Davout à l'Empereur Napoléon 1er
19 thermidor an XIII (7 août 1805)

Depuis que Votre Majesté a déterminé qu'Ambleteuse serait le port de réunion du corps de droite et qu'elle m'a ordonné de le rassembler en suivant les mouvements de la flottille batave, j'ai dû porter un vif intérêt aux travaux du port, améliorer autant qu'il dépendra de moi leur perfectionnement, et chercher à bien connaître les moyens d'amélioration et de conservaion qui ont été proposés à Votre Majesté. Je la supplie dans ce moment où il paraît que le manque de fonds vient d'obliger le ministre d'ordonner la suppression de tous les travaux, de me permettre de mettre sous les yeux quelques observations sur les conséquences de cette suspension.
Je dois d'abord rappeler ici en peu de mots les travaux qui ont été exécutés depuis le mois de prairial, époque à laquelle l'abandon des travaux d'entretien ne permettait pas de recevoir à Ambleteuse des bateaux de première espèce.
Les déblais pour l'extension du bassin et pour mettre le port à la perfection nécessaire pour recevoir la flottille batave ont été terminés dans le commencement du mois dernier. On a continué depuis cette époque avec quelques tombereaux à enlever les alluvions que la mer ramène, et ces déblais servent journellement à remblayer le terre-plein du quai de l'ouest dont la charpente est terminée.
On a aussi réparé la brèche du quai en prolongement de la jetée du sud ; enfin on a abattu les pieux qui doivent servir de base à la charpente des prolongements des quais nord et sud du bassin, ainsi que ceux du fond provisoire de ce bassin.
Tel est sommairement l'exposé des ouvrages qu'on a exécutés depuis le mois de prairial.

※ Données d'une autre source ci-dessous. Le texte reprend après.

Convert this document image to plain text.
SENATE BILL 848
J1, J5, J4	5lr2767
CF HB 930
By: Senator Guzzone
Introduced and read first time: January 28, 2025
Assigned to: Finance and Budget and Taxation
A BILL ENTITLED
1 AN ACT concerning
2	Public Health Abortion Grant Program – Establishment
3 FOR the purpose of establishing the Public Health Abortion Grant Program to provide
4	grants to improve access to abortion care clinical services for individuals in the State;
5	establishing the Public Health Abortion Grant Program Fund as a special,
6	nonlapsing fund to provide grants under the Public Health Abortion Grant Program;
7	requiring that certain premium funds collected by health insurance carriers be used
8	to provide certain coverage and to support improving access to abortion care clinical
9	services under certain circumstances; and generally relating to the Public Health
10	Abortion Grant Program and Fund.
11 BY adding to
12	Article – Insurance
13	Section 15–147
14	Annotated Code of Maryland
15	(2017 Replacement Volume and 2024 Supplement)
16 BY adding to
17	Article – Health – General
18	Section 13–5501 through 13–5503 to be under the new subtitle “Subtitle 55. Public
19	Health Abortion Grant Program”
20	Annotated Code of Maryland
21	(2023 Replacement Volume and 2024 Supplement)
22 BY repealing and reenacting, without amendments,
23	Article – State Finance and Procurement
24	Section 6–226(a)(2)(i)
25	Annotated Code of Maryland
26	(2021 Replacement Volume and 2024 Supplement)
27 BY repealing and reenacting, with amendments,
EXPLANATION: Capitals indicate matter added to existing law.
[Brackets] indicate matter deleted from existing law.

Il est évident que si l'on n' achève pas les revêtements des quais du nord, du sud et du fond du port, les sables continueront de s'écouler sur ces talus, et il en coûtera alors beaucoup plus pour recreuser cette partie que l'on terminerait aujourd'hui pour une somme de 50.000 francs, les bois étant en grande partie approvisionnés, et toute la charpente du quai sud prête à poser.
L'achèvement du quai de l'ouest est extrêmement urgent pour le service des bateaux de première espèce qui s'y trouvent resserrés dans un petit esâce : les dégradations qui vont s'ensuivre augmenteront de beaucoup ma dépense.

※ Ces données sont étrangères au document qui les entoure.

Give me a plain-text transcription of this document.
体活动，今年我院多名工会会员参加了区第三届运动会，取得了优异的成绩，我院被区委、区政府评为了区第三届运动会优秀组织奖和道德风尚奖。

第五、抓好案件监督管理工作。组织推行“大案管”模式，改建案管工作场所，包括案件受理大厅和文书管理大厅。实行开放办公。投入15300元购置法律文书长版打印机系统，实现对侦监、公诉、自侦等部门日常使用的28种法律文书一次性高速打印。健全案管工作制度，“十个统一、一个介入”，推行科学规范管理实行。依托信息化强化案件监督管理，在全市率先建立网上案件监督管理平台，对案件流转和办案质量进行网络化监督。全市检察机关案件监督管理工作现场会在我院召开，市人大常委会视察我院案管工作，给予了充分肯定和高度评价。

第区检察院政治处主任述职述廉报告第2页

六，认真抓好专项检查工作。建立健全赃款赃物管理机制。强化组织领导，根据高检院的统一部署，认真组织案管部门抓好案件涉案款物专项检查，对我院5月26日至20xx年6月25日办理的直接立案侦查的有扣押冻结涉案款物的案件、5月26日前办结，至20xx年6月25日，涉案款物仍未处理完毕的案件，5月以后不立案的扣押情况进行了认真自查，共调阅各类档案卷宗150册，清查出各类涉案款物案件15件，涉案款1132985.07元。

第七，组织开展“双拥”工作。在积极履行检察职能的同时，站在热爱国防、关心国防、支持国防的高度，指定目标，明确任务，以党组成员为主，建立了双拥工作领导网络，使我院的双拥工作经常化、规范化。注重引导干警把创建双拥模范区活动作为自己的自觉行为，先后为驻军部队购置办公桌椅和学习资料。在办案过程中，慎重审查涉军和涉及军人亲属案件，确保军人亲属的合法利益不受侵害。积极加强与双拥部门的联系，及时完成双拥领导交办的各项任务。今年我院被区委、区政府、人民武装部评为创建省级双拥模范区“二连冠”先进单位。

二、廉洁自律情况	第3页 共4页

Les améliorations les plus importantes réclamées par les ingénieurs et les marins sont :
1° Le prolongement de 80 toises de longueur du coffre en charpente de la jetée du sud ;
2° La construction d'un rempart sur la digue de Vauban jusqu'à la hauteur de la première batterie de la tour avec laquelle cet ouvrage se raccorderait en s'étendant jusqu'à la jetée du nord ; cet ouvrage, dont le but serait de préserver le port des sables qui l'encombrent du côté de l'ouest, aurait pu être exécuté à peu de frais par l'armée.
On n'évalue pas à plus de 50.000 francs pour les matériaux et la main d'oeuvre.

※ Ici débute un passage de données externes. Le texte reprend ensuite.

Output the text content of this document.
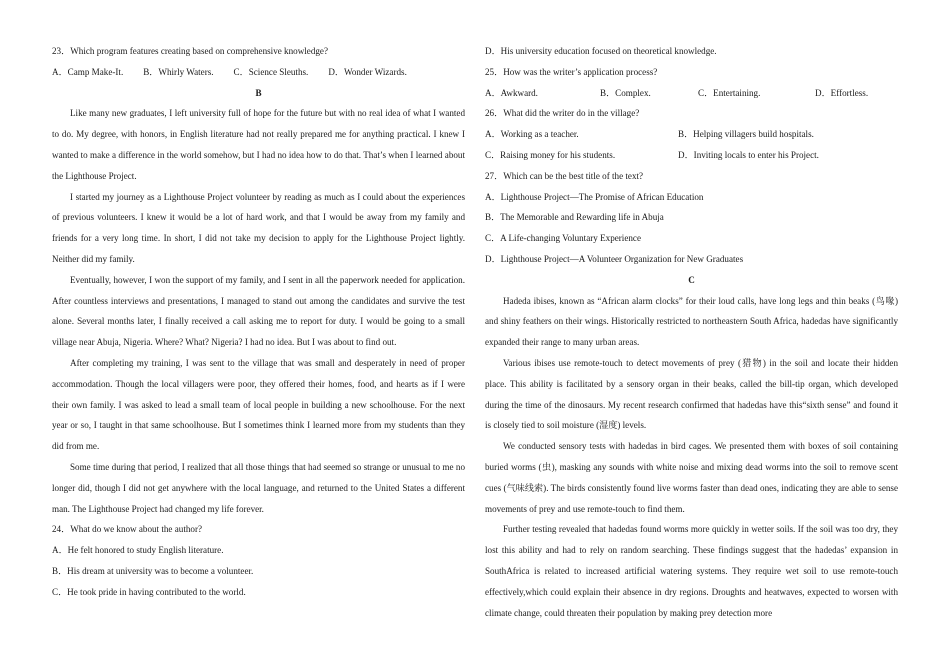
23．Which program features creating based on comprehensive knowledge?
A．Camp Make-It. B．Whirly Waters. C．Science Sleuths. D．Wonder Wizards.
B
Like many new graduates, I left university full of hope for the future but with no real idea of what I wanted to do. My degree, with honors, in English literature had not really prepared me for anything practical. I knew I wanted to make a difference in the world somehow, but I had no idea how to do that. That’s when I learned about the Lighthouse Project.
I started my journey as a Lighthouse Project volunteer by reading as much as I could about the experiences of previous volunteers. I knew it would be a lot of hard work, and that I would be away from my family and friends for a very long time. In short, I did not take my decision to apply for the Lighthouse Project lightly. Neither did my family.
Eventually, however, I won the support of my family, and I sent in all the paperwork needed for application. After countless interviews and presentations, I managed to stand out among the candidates and survive the test alone. Several months later, I finally received a call asking me to report for duty. I would be going to a small village near Abuja, Nigeria. Where? What? Nigeria? I had no idea. But I was about to find out.
After completing my training, I was sent to the village that was small and desperately in need of proper accommodation. Though the local villagers were poor, they offered their homes, food, and hearts as if I were their own family. I was asked to lead a small team of local people in building a new schoolhouse. For the next year or so, I taught in that same schoolhouse. But I sometimes think I learned more from my students than they did from me.
Some time during that period, I realized that all those things that had seemed so strange or unusual to me no longer did, though I did not get anywhere with the local language, and returned to the United States a different man. The Lighthouse Project had changed my life forever.
24．What do we know about the author?
A．He felt honored to study English literature.
B．His dream at university was to become a volunteer.
C．He took pride in having contributed to the world.
D．His university education focused on theoretical knowledge.
25．How was the writer’s application process?
A．Awkward.	B．Complex.	C．Entertaining.	D．Effortless.
26．What did the writer do in the village?
A．Working as a teacher.	B．Helping villagers build hospitals.
C．Raising money for his students.	D．Inviting locals to enter his Project.
27．Which can be the best title of the text?
A．Lighthouse Project—The Promise of African Education
B．The Memorable and Rewarding life in Abuja
C．A Life-changing Voluntary Experience
D．Lighthouse Project—A Volunteer Organization for New Graduates
C
Hadeda ibises, known as “African alarm clocks” for their loud calls, have long legs and thin beaks (鸟喙) and shiny feathers on their wings. Historically restricted to northeastern South Africa, hadedas have significantly expanded their range to many urban areas.
Various ibises use remote-touch to detect movements of prey (猎物) in the soil and locate their hidden place. This ability is facilitated by a sensory organ in their beaks, called the bill-tip organ, which developed during the time of the dinosaurs. My recent research confirmed that hadedas have this“sixth sense” and found it is closely tied to soil moisture (湿度) levels.
We conducted sensory tests with hadedas in bird cages. We presented them with boxes of soil containing buried worms (虫), masking any sounds with white noise and mixing dead worms into the soil to remove scent cues (气味线索). The birds consistently found live worms faster than dead ones, indicating they are able to sense movements of prey and use remote-touch to find them.
Further testing revealed that hadedas found worms more quickly in wetter soils. If the soil was too dry, they lost this ability and had to rely on random searching. These findings suggest that the hadedas’ expansion in SouthAfrica is related to increased artificial watering systems. They require wet soil to use remote-touch effectively,which could explain their absence in dry regions. Droughts and heatwaves, expected to worsen with climate change, could threaten their population by making prey detection more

Enfin je dois dire à Votre Majesté qu'il est question de rendre à jamais utiles les dépenses qu'elle a déjà faites pour la création du port d'Ambleteuse, ou d'en perdre le fruit si d'ici à la mauvaise saison le ministre de la marine ne peut appliquer par mois spécialement aux travaux de ce port un fonds de 60.000 francs.
Je ne rappellerai point à Votre Majesté les travaux plus importants qui lui ont été proposés pour le port d'Ambleteuse, le projet de bassin à flot avec une nouvelle écluse qui mettrait ce port en état de recevoir des corvettes et mêmes des frégates. La beauté du chenal, la grande hauteur d'eau qui monte dans ce port, le calme du bassin pourront engager Votre Majesté à de nouveaux sacrifices, pour rendre commode et durable le port le plus sûr de toute la côte.